Die richtige Perspektive wählen
Um herauszufinden, welche Erzählperspektive für eure Geschichte passt, solltet ihr euch zunächst fragen, worum es in eurer Geschichte geht. Steht eher die Handlung oder doch die Entwicklung der Figur im Mittelpunkt? Wer ist die Hauptfigur und wer sind die Nebenfiguren? Wie sind die Figuren beschaffen?

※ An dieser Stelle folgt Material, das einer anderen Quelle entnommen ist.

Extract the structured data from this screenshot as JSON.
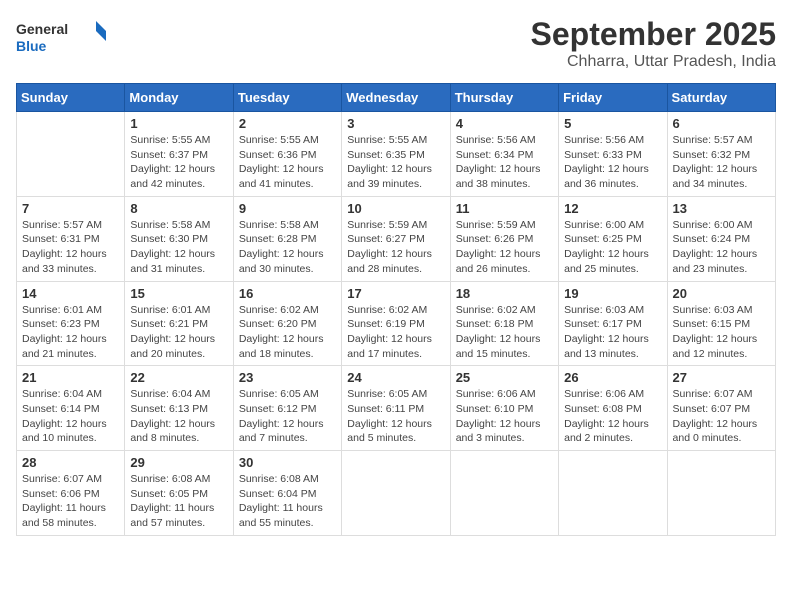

Bei handlungsorientierten Geschichten eignen sich der personale und der auktoriale Erzähler. Steht jedoch eine Figur und deren persönliche Entwicklung im Mittelpunkt, ist eventuell ein Ich-Erzähler die bessere Wahl. Bei der Darstellung unterschiedlicher Facetten, die sich nicht in einer Figur vereinen lassen, ist die Multiperspektive sinnvoll.
Dies sind jedoch nur Ratschläge, denn jede Geschichte ist individuell und kann nicht in eine Schublade gepackt werden. Wenn ihr jedoch feststellt, dass eine Geschichte nicht zu funktionieren scheint oder ihr nicht weiterkommt, kann es hilfreich sein, eine andere Erzählperspektive auszuwählen. Denn auch wenn es viel Arbeit macht, eine Geschichte komplett neu zu schreiben, lösen sich damit oft viele Probleme.
Nun wünsche ich euch viel Spaß beim Experimentieren mit den unterschiedlichen Erzählperspektiven und hoffe, ihr könnt damit noch mehr aus euren Geschichten herausholen.